One of the questions that I have had to deal with in my search for a tradition is the question of authority. Where does it come from? Why is something authoritative? Up until recently I thought that there was a great discrepancy between the 3 main Christian traditions, but now I realize that there really isn’t much difference at all.

– Roman Catholicism says the Pope is infallible with regards to teaching because he is prevented from teaching errors by the Holy Spirit.

– Eastern Orthodoxy says the seven ecumenical councils are infallible because they were guided by the Holy Spirit and thus prevented from proclaiming error.

– Protestantism says that the Scriptures are the only infallible source because they alone were breathed out by God and that the teachings of the Roman and Eastern Churches are thus subject to error (though not necessarily wrong).

Though it appears that these 3 traditions locate infallibility in different places they in fact locate it in the same place: God, specifically the Holy Spirit. So the question for me now is not: “Is the Pope, the councils, or the Bible alone infallible?” Instead the question is: “What has been the extent of the Holy Spirit in protecting the Church from error?” Certainly none of these traditions doubts that the Holy Spirit has been active in guiding and protecting the church since the Resurrection, but they cannot agree on how far He has gone in guiding and protecting the church.

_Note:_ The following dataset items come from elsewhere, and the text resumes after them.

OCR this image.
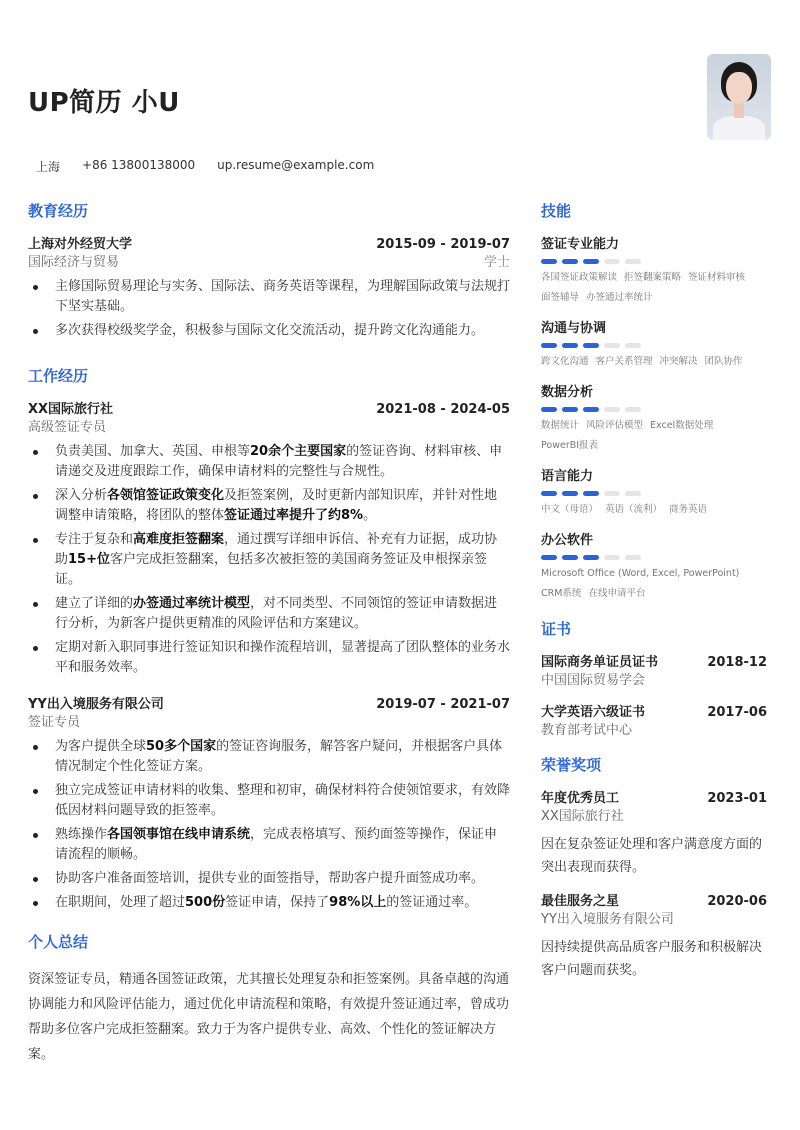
UP简历 小U
上海 +86 13800138000 up.resume@example.com
教育经历
上海对外经贸大学	2015-09 - 2019-07
国际经济与贸易	学士
主修国际贸易理论与实务、国际法、商务英语等课程，为理解国际政策与法规打下坚实基础。
多次获得校级奖学金，积极参与国际文化交流活动，提升跨文化沟通能力。
工作经历
XX国际旅行社	2021-08 - 2024-05
高级签证专员
负责美国、加拿大、英国、申根等20余个主要国家的签证咨询、材料审核、申请递交及进度跟踪工作，确保申请材料的完整性与合规性。
深入分析各领馆签证政策变化及拒签案例，及时更新内部知识库，并针对性地调整申请策略，将团队的整体签证通过率提升了约8%。
专注于复杂和高难度拒签翻案，通过撰写详细申诉信、补充有力证据，成功协助15+位客户完成拒签翻案，包括多次被拒签的美国商务签证及申根探亲签证。
建立了详细的办签通过率统计模型，对不同类型、不同领馆的签证申请数据进行分析，为新客户提供更精准的风险评估和方案建议。
定期对新入职同事进行签证知识和操作流程培训，显著提高了团队整体的业务水平和服务效率。
YY出入境服务有限公司	2019-07 - 2021-07
签证专员
为客户提供全球50多个国家的签证咨询服务，解答客户疑问，并根据客户具体情况制定个性化签证方案。
独立完成签证申请材料的收集、整理和初审，确保材料符合使领馆要求，有效降低因材料问题导致的拒签率。
熟练操作各国领事馆在线申请系统，完成表格填写、预约面签等操作，保证申请流程的顺畅。
协助客户准备面签培训，提供专业的面签指导，帮助客户提升面签成功率。
在职期间，处理了超过500份签证申请，保持了98%以上的签证通过率。
个人总结
资深签证专员，精通各国签证政策，尤其擅长处理复杂和拒签案例。具备卓越的沟通协调能力和风险评估能力，通过优化申请流程和策略，有效提升签证通过率，曾成功帮助多位客户完成拒签翻案。致力于为客户提供专业、高效、个性化的签证解决方案。
技能
签证专业能力
各国签证政策解读 拒签翻案策略 签证材料审核
面签辅导 办签通过率统计
沟通与协调
跨文化沟通 客户关系管理 冲突解决 团队协作
数据分析
数据统计 风险评估模型 Excel数据处理
PowerBI报表
语言能力
中文（母语） 英语（流利） 商务英语
办公软件
Microsoft Office (Word, Excel, PowerPoint)
CRM系统 在线申请平台
证书
国际商务单证员证书	2018-12
中国国际贸易学会
大学英语六级证书	2017-06
教育部考试中心
荣誉奖项
年度优秀员工	2023-01
XX国际旅行社
因在复杂签证处理和客户满意度方面的突出表现而获得。
最佳服务之星	2020-06
YY出入境服务有限公司
因持续提供高品质客户服务和积极解决客户问题而获奖。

The Roman Catholic and Eastern Orthodox views are tough for me to accept, but I think they are certainly valid. Growing up Protestant I felt that I was taught that the church (specifically the Roman Church) could not be trusted and that the Bible alone was to be trusted. The decisions of the early ecumenical councils were accepted, but only because they agreed with Scripture. However, now being aware of all that has transpired over the course of Christian history and seeing what an absolute mess ALL the traditions have made over the course of their existence, but yet seeing that there is still an active Church where the Gospel is proclaimed and people are saved I cannot deny that the Holy Spirit is indeed active in preserving the Church.

So for now this question is of much less significance for me, since I know that wherever I go I know that the Church is being protected by the Holy Spirit. If I had to accept the Roman Catholic or Eastern Orthodox position I could, because I know, at least to a certain extent, that it is true.